Other things not approved by the FDA being used regularly in veterinary medicine:

  1. The use of ANY animal supplement or nutraceutical. The same FDA labeling and marketing rules apply.  Glucosamine supplements, milk thistle, Yunaan Baiyao, etc: NONE are not FDA approved. 
  2. Stem cell transplants and in-hospital stem-cell collection kits. 
  3. Laser therapy.  Manufacturers are encouraged to follow the FDA’s laser manufacturing guidelines. 
  4. MOST pharmaceuticals on your shelves are not approved for animal use!

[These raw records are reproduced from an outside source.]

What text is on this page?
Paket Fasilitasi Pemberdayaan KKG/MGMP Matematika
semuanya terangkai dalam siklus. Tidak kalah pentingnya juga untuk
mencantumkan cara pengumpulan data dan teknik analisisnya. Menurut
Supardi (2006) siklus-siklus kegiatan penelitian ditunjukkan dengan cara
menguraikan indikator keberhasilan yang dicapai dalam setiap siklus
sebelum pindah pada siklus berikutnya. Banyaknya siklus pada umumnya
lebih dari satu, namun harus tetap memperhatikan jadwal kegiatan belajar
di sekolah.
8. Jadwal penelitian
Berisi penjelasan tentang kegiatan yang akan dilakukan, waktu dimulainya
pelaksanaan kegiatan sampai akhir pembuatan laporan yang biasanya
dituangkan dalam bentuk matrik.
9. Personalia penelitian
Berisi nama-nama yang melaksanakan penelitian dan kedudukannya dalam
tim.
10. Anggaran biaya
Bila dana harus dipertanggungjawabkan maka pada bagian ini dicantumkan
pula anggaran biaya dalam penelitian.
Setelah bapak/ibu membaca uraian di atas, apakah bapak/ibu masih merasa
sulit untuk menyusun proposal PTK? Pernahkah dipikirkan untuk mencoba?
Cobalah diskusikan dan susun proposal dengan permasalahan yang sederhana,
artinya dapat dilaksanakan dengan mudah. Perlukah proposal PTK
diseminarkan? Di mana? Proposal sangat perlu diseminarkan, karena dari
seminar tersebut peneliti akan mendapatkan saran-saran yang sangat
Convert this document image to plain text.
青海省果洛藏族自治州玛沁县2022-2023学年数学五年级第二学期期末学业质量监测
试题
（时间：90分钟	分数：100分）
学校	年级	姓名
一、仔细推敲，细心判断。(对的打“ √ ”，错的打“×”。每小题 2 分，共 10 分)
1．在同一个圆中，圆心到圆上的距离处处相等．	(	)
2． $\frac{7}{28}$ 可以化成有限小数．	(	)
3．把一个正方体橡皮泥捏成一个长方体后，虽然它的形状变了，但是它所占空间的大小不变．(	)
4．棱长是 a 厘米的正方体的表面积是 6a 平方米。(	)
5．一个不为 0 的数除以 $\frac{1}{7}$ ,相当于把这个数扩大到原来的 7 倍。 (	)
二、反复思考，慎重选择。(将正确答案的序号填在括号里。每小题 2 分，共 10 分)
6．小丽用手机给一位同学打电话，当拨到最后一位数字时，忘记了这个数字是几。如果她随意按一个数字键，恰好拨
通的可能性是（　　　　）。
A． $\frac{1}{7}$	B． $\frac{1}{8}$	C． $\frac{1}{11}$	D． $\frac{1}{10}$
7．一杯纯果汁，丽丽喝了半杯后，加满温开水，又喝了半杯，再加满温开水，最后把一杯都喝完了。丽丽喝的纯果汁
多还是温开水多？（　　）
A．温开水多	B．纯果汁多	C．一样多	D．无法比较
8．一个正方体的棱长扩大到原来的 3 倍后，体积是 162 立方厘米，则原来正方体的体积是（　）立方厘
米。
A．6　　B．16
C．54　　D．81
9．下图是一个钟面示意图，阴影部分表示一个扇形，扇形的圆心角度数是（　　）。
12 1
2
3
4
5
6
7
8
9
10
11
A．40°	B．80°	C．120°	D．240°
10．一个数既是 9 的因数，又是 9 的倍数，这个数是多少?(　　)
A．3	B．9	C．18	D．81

For example: Have you ever looked at the label on your bottle of ketamine? It says that it is only approved for humans, non-human primates, and cats. Yet we use it in numerous species. Ketamine may be administered for indications outside of its FDA-approved indications and species, consistent with medical standards and regulations, per state veterinary practice acts and AMDUCA law.  Careful practice of evidence-based medicine supports its use by appropriately trained veterinary professionals. The important thing to remember is, because most of the drugs we use are not FDA approved for our specific species, nor for the reasons or conditions for which we want to use them, there is potential for legal exposure if an adverse reaction were to be reported to a state veterinary governing board (“VMB”).

A VMB can reprimand a DVM for using any drug that is not labeled for that specific species or indication. Do they do this often? No, just like VMB’s rarely reprimand a licensee for using supplements in general.​​


When it comes to supplements/nutraceuticals and decreasing liability concerns, it may be best to use a product that has been clinically researched in the event an adverse reaction occurs. This way the practitioner could provide evidence that they, in fact, were attempting to maintain a “standard of care”.